«Il y a trop de statues de Jaurès », écrivait Gilles Alexandre dans Télérama le 4 octobre 1980. S’il déplorait alors le refus de la municipalité d’ériger dans Paris un monument à son effigie, il soulignait également combien son assassinat, premier acte de la guerre de 1914, avait momifié Jean Jaurès en pacifiste. Contre cette réduction, qui permet l’indécente récupération de certaines de ses citations par la droite, il faut retrouver Jaurès, ce à quoi engagent les historiens Gilles Candar et Vincent Duclert, dont la biographie de référence vient d’être rééditée en poche (1).
D’autant que, comme le rappelle aussi leur confrère Jean-Numa Ducange (2), le député de Carmaux a laissé, contrairement à la plupart de ses contemporains siégeant à gauche de l’Hémicycle, au fil d’une œuvre considérable, « un début de doctrine alternative au marxisme de la lutte des classes » (Candar et Duclert). Ces trois auteurs, marqués à gauche (Ducange est membre de la Fondation Gabriel Péri, Candar est un pilier de la Fondation Jean-Jaurès), replacent sa pensée dans les débats intenses qui traversent l’Internationale socialiste à l’époque, dont ses joutes avec Rosa Luxemburg — qui le juge trop conciliant avec les institutions bourgeoises.
Si le nom de Jaurès reste connu et bien associé au socialisme, une étude de la fondation qui porte son nom, parue à l’occasion du centenaire de sa panthéonisation en novembre 2024, révèle qu’il est supplanté par François Mitterrand dans la mémoire collective comme figure de référence de ce courant politique (3).
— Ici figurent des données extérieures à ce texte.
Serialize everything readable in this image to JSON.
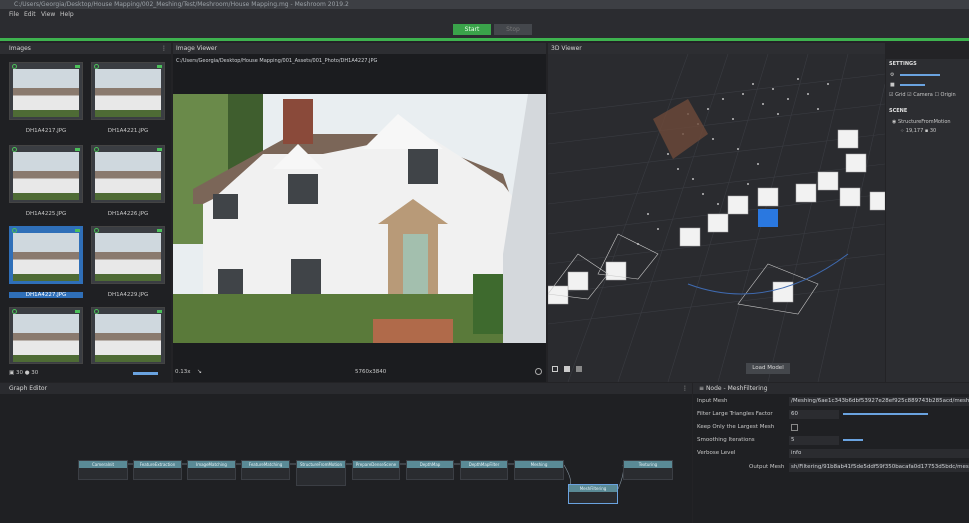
{
  "window": {
    "title": "C:/Users/Georgia/Desktop/House Mapping/002_Meshing/Test/Meshroom/House Mapping.mg - Meshroom 2019.2"
  },
  "menu": [
    "File",
    "Edit",
    "View",
    "Help"
  ],
  "toolbar": {
    "start_label": "Start",
    "stop_label": "Stop"
  },
  "images_panel": {
    "title": "Images",
    "thumbnails": [
      {
        "label": "DH1A4217.JPG"
      },
      {
        "label": "DH1A4221.JPG"
      },
      {
        "label": "DH1A4225.JPG"
      },
      {
        "label": "DH1A4226.JPG"
      },
      {
        "label": "DH1A4227.JPG"
      },
      {
        "label": "DH1A4229.JPG"
      },
      {
        "label": ""
      },
      {
        "label": ""
      }
    ],
    "footer_count_a": "30",
    "footer_count_b": "30"
  },
  "image_viewer": {
    "title": "Image Viewer",
    "path": "C:/Users/Georgia/Desktop/House Mapping/001_Assets/001_Photo/DH1A4227.JPG",
    "zoom": "0.13x",
    "resolution": "5760x3840"
  },
  "viewer_3d": {
    "title": "3D Viewer",
    "load_model_label": "Load Model"
  },
  "settings_panel": {
    "title": "SETTINGS",
    "grid_label": "Grid",
    "camera_label": "Camera",
    "origin_label": "Origin",
    "scene_title": "SCENE",
    "scene_item": "StructureFromMotion",
    "scene_points": "19,177",
    "scene_cams": "30"
  },
  "graph_editor": {
    "title": "Graph Editor",
    "nodes": [
      "CameraInit",
      "FeatureExtraction",
      "ImageMatching",
      "FeatureMatching",
      "StructureFromMotion",
      "PrepareDenseScene",
      "DepthMap",
      "DepthMapFilter",
      "Meshing",
      "MeshFiltering",
      "Texturing"
    ]
  },
  "attributes": {
    "title": "Node - MeshFiltering",
    "rows": [
      {
        "key": "Input Mesh",
        "value": "/Meshing/6ae1c343b6dbf53927e28ef925c889743b285acd/mesh"
      },
      {
        "key": "Filter Large Triangles Factor",
        "value": "60"
      },
      {
        "key": "Keep Only the Largest Mesh",
        "value": ""
      },
      {
        "key": "Smoothing Iterations",
        "value": "5"
      },
      {
        "key": "Verbose Level",
        "value": "info"
      },
      {
        "key": "Output Mesh",
        "value": "sh/Filtering/91b8ab41f5de5ddf59f350bacafa0d17753d5bdc/mesh"
      }
    ]
  },
  "colors": {
    "accent_green": "#3eb34f",
    "selection_blue": "#2f6fb8",
    "node_header": "#5a8a96"
  }
}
On mesure l’abîme. La biographie de Ducange, dont on regrettera qu’elle survole un peu rapidement des points-clés comme le combat pour la laïcité, a le mérite de souligner sa singularité dans cette IIIe République menacée par les réactions de toutes sortes (boulangisme, bonapartisme, monarchisme). D’abord, insiste Ducange, Jaurès, philosophe de formation pour qui la raison est émancipatrice, est étranger au dogmatisme. C’est pourquoi il prendra assez vite fait et cause pour Alfred Dreyfus, victime d’un complot antisémite, quand des esprits brillants comme Jules Guesde choisiront de n’y voir qu’un problème interne à la bourgeoisie. « Nous ne sommes pas tenus, pour rester dans le socialisme, de nous enfuir hors de l’humanité », écrit alors Jaurès.
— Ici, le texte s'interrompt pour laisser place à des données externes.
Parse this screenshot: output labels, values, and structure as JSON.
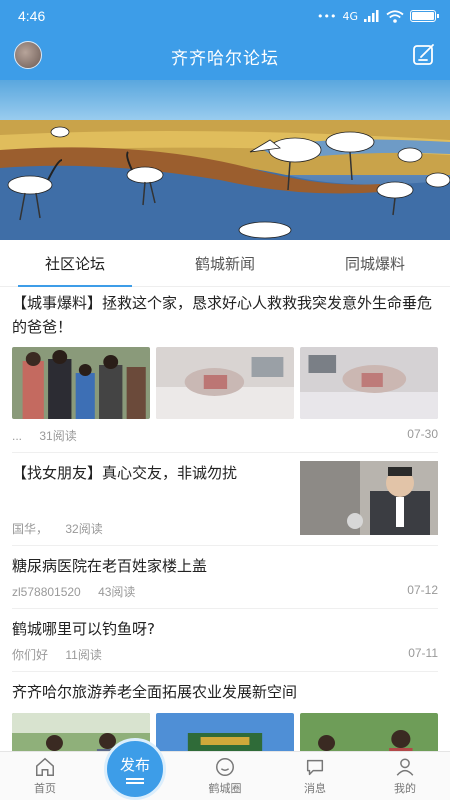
{
  "status_bar": {
    "time": "4:46",
    "network": "4G",
    "battery_level": 0.9
  },
  "navbar": {
    "title": "齐齐哈尔论坛"
  },
  "tabs": [
    {
      "label": "社区论坛",
      "active": true
    },
    {
      "label": "鹤城新闻",
      "active": false
    },
    {
      "label": "同城爆料",
      "active": false
    }
  ],
  "posts": [
    {
      "title": "【城事爆料】拯救这个家，恳求好心人救救我突发意外生命垂危的爸爸！",
      "author": "...",
      "reads": "31阅读",
      "date": "07-30"
    },
    {
      "title": "【找女朋友】真心交友，非诚勿扰",
      "author": "国华，",
      "reads": "32阅读",
      "date": ""
    },
    {
      "title": "糖尿病医院在老百姓家楼上盖",
      "author": "zl578801520",
      "reads": "43阅读",
      "date": "07-12"
    },
    {
      "title": "鹤城哪里可以钓鱼呀?",
      "author": "你们好",
      "reads": "11阅读",
      "date": "07-11"
    },
    {
      "title": "齐齐哈尔旅游养老全面拓展农业发展新空间",
      "author": "",
      "reads": "",
      "date": ""
    }
  ],
  "bottom_nav": [
    {
      "label": "首页",
      "icon": "home-icon"
    },
    {
      "label": "鹤城圈",
      "icon": "circle-chat-icon"
    },
    {
      "label": "消息",
      "icon": "message-icon"
    },
    {
      "label": "我的",
      "icon": "user-icon"
    }
  ],
  "publish_label": "发布",
  "colors": {
    "primary": "#3d9de8"
  }
}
En deuxième lieu, la « méthode » élaborée par le député de Carmaux inscrit le mouvement ouvrier dans l’histoire politique de la France. Comme ses camarades de l’Internationale, il a pour objectif l’avènement d’une société socialiste. En revanche, inspiré par 1789, il se méfie des « minorités agissantes » et autres avant-gardes éclairées, et il doute des grands soirs. Tout en acceptant l’éventualité d’une révolution, et animé par la recherche constante de la justice et de l’égalité, il préconise, toujours selon Candar et Duclert, une « évolution révolutionnaire » s’appuyant sur l’expérience démocratique récente du pays. Chaque conquête sociale, obtenue dans le cadre des institutions républicaines, en même temps qu’elle améliore la vie quotidienne, desserre selon lui l’étau de l’aliénation et raffermit la volonté du peuple : ainsi de l’adoption des retraites ouvrières et paysannes entre 1910 et 1912. « La démocratie (…) est la condition même de l’action pour les forces ouvrières, et c’est le surgissement révolutionnaire des forces démocratiques qui a donné aux forces ouvrières leur premier ébranlement et leur premier élan. Comme elle est à l’origine du mouvement ouvrier — je ne dis pas qu’elle en est l’essence —, (…) elle est aussi au terme. » Pour Jaurès, la conquête des droits politiques en 1789 est le socle des victoires suivantes et le socialisme l’aboutissement du projet républicain lancé en 1792. À la conception, qu’il juge trop « mécaniste », des rapports sociaux développée par Guesde ou Paul Lafargue, il oppose sa conviction que le mouvement de l’humanité vers son émancipation est inéluctable, même si le cheminement propre de la conscience humaine est fondamentalement indéterminé. Et, sans chercher à guider le peuple, c’est ce mouvement-là qu’il veut accompagner.